Audit evidence to collect:
- Proof that DR plans exist for critical systems
- Proof that drills were conducted (drill start/stop events)
- Proof that RPO/retention settings were deliberately configured and maintained
Enforce Minimum Drill Frequency
For compliance frameworks that require periodic testing:
| Framework | Typical Requirement |
|---|---|
| ISO 27001 | At least annual testing of BCP/DRP |
| SOC 2 | Testing aligned with recovery objectives |
| RBI IT Framework | Annual DR drill minimum |
| DPDP Act (India) | Appropriate technical safeguards including recovery capability |
Schedule drills on a calendar ahead of time so they are not overlooked. Assign responsibility to a specific team member.
Review RPO/RTO Against Regulatory Requirements
Some regulations specify maximum acceptable data loss (RPO) or downtime (RTO) for certain data categories. Verify that your configured RPO and RTO align with the regulatory requirements that apply to your workloads.
3. Common Mistakes to Avoid
Mistake 1: Creating a DR Plan Without Testing It
Many teams create a DR plan and assume it works. It may not. A misconfigured recovery point, an OS image that differs slightly at the target, or a missing volume can all prevent a successful recovery.
Best practice: Create the plan, wait for the first few recovery points to complete, then immediately run a DR drill to confirm end-to-end recovery works.
Mistake 2: Not Including All Required Volumes
Creating a DR plan without including a critical data volume means that volume will not be replicated. The plan will appear healthy, but a recovery will leave you without that data.
Best practice: List all volumes your application depends on when creating the DR plan. Review the plan details to confirm all volumes appear in the target mapping.
Mistake 3: Using a Vague RPO Without Knowing Data Change Rates
Setting a 1-hour RPO on a VM that barely changes wastes money. Setting a 24-hour RPO on a high-transaction database creates unacceptable risk.
Best practice: Review the size of your first few recovery points. If they are very small, your data change rate is low and you can likely increase the RPO interval. Adjust based on actual data, not assumptions.
Mistake 4: Not Having the Target VM's IP Documented Before a Disaster
During a real regional failure, the E2E console for the source region may be inaccessible. If you do not know your target VM's IP address in advance, you cannot connect to it after recovery.
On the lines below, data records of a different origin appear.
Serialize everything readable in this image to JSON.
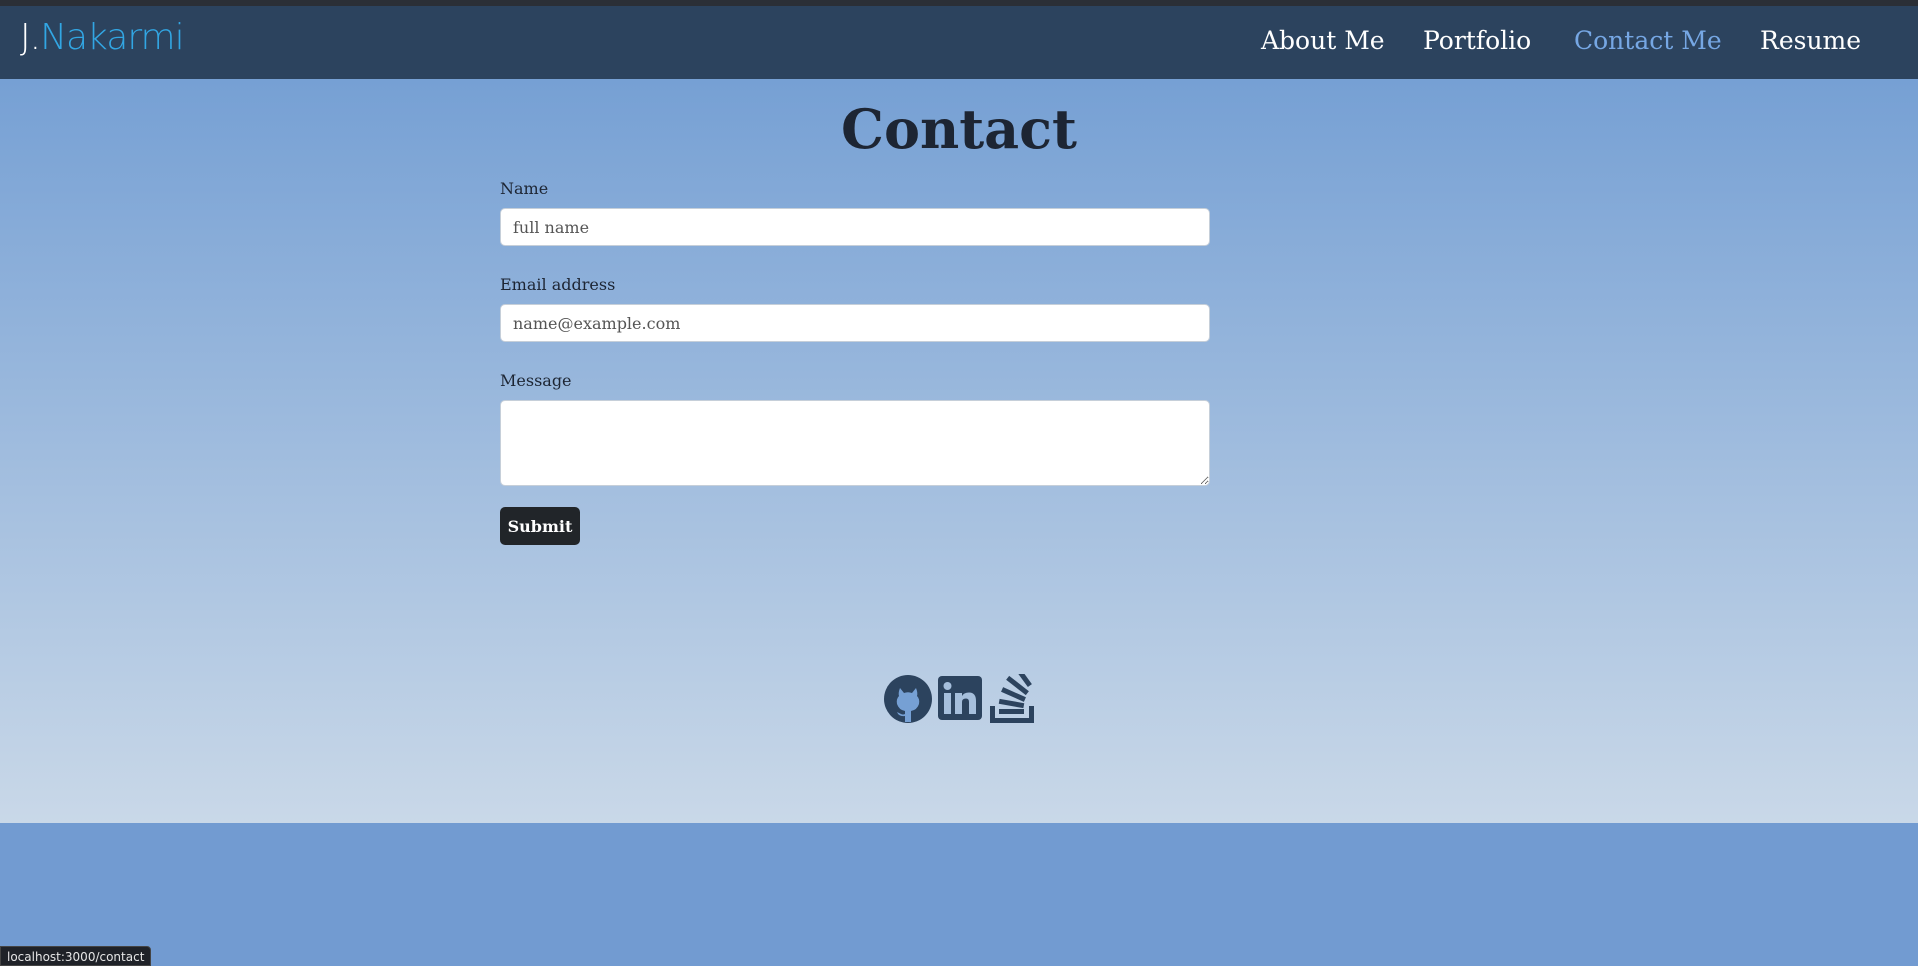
{
  "brand": {
    "prefix": "J.",
    "name": "Nakarmi"
  },
  "nav": {
    "items": [
      {
        "label": "About Me",
        "active": false
      },
      {
        "label": "Portfolio",
        "active": false
      },
      {
        "label": "Contact Me",
        "active": true
      },
      {
        "label": "Resume",
        "active": false
      }
    ]
  },
  "page": {
    "title": "Contact"
  },
  "form": {
    "name_label": "Name",
    "name_placeholder": "full name",
    "email_label": "Email address",
    "email_placeholder": "name@example.com",
    "message_label": "Message",
    "submit_label": "Submit"
  },
  "socials": {
    "icons": [
      "github-icon",
      "linkedin-icon",
      "stackoverflow-icon"
    ],
    "color": "#2c435e"
  },
  "status_bar": {
    "url": "localhost:3000/contact"
  },
  "colors": {
    "navbar": "#2c435e",
    "brand_accent": "#32a6e3",
    "nav_active": "#76a7e4",
    "submit_bg": "#212529"
  }
}
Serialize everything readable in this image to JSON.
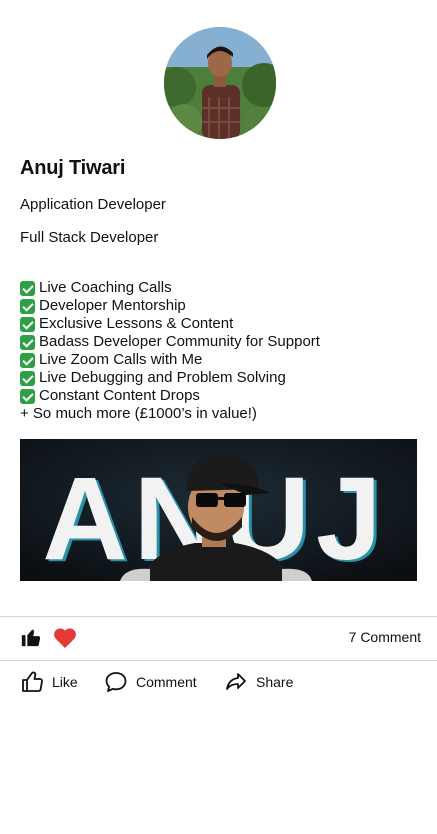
{
  "profile": {
    "name": "Anuj Tiwari",
    "title_1": "Application Developer",
    "title_2": "Full Stack Developer"
  },
  "features": [
    "Live Coaching Calls",
    "Developer Mentorship",
    "Exclusive Lessons & Content",
    "Badass Developer Community for Support",
    "Live Zoom Calls with Me",
    "Live Debugging and Problem Solving",
    "Constant Content Drops"
  ],
  "extra_line": "+ So much more (£1000’s in value!)",
  "banner": {
    "text": "ANUJ"
  },
  "reactions": {
    "comment_count": "7 Comment"
  },
  "actions": {
    "like": "Like",
    "comment": "Comment",
    "share": "Share"
  },
  "colors": {
    "check": "#2f9e44",
    "heart": "#e53935",
    "divider": "#d6d6d6"
  }
}
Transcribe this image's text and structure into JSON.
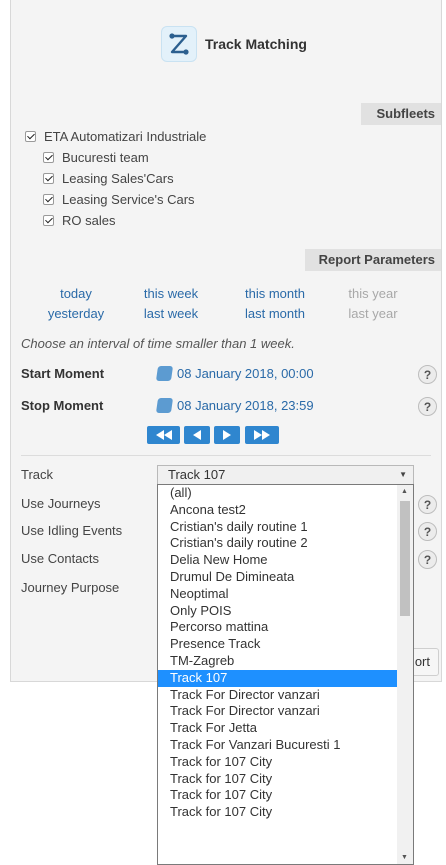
{
  "title": "Track Matching",
  "subfleets": {
    "header": "Subfleets",
    "root": "ETA Automatizari Industriale",
    "children": [
      "Bucuresti team",
      "Leasing Sales'Cars",
      "Leasing Service's Cars",
      "RO sales"
    ]
  },
  "report_parameters": {
    "header": "Report Parameters",
    "periods_row1": [
      "today",
      "this week",
      "this month",
      "this year"
    ],
    "periods_row2": [
      "yesterday",
      "last week",
      "last month",
      "last year"
    ],
    "hint": "Choose an interval of time smaller than 1 week.",
    "start_label": "Start Moment",
    "start_value": "08 January 2018, 00:00",
    "stop_label": "Stop Moment",
    "stop_value": "08 January 2018, 23:59",
    "help": "?"
  },
  "options": {
    "track_label": "Track",
    "track_value": "Track 107",
    "use_journeys": "Use Journeys",
    "use_idling": "Use Idling Events",
    "use_contacts": "Use Contacts",
    "journey_purpose": "Journey Purpose"
  },
  "report_button": "ort",
  "dropdown": {
    "selected": "Track 107",
    "items": [
      "(all)",
      "Ancona test2",
      "Cristian's daily routine 1",
      "Cristian's daily routine 2",
      "Delia New Home",
      "Drumul De Dimineata",
      "Neoptimal",
      "Only POIS",
      "Percorso mattina",
      "Presence Track",
      "TM-Zagreb",
      "Track 107",
      "Track For Director vanzari",
      "Track For Director vanzari",
      "Track For Jetta",
      "Track For Vanzari Bucuresti 1",
      "Track for 107 City",
      "Track for 107 City",
      "Track for 107 City",
      "Track for 107 City"
    ]
  },
  "colors": {
    "accent": "#2f86cf",
    "link": "#2a6aa8",
    "selected": "#1e90ff"
  }
}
Best practice: Retrieve the target VM's IP from the plan details endpoint while the source region is healthy, and store it in your runbook alongside other recovery information.
Mistake 5: Failing Over Without a Checklist
Under the stress of a real outage, it is easy to forget steps like updating DNS, restarting application services in the right order, or notifying customers.
Best practice: Maintain a written post-recovery checklist (for example, following the guidance in the Disaster Recovery Drills and Recovery Runbook) and store it somewhere accessible outside the E2E platform.
Mistake 6: Not Protecting New Volumes Added After Plan Creation
Existing plans do not automatically include newly attached volumes. The new volume will not be replicated. When attaching a volume to the source VM, you must confirm the target VM in the attachment pop-up.
Best practice: Whenever you attach a new volume to a protected VM, you must confirm the target VM in the attachment pop-up.
Mistake 7: Treating Recovery as an Automated Process That Needs No Human Oversight
DRaaS automates the infrastructure recovery — the target VM powers on with your data restored. However, application recovery (starting services, checking data integrity, updating DNS, notifying teams) is not automated and requires human action.
Best practice: Do not assume that a successful recovery means your service is restored. Work through your post-recovery checklist for every recovery, drill or real.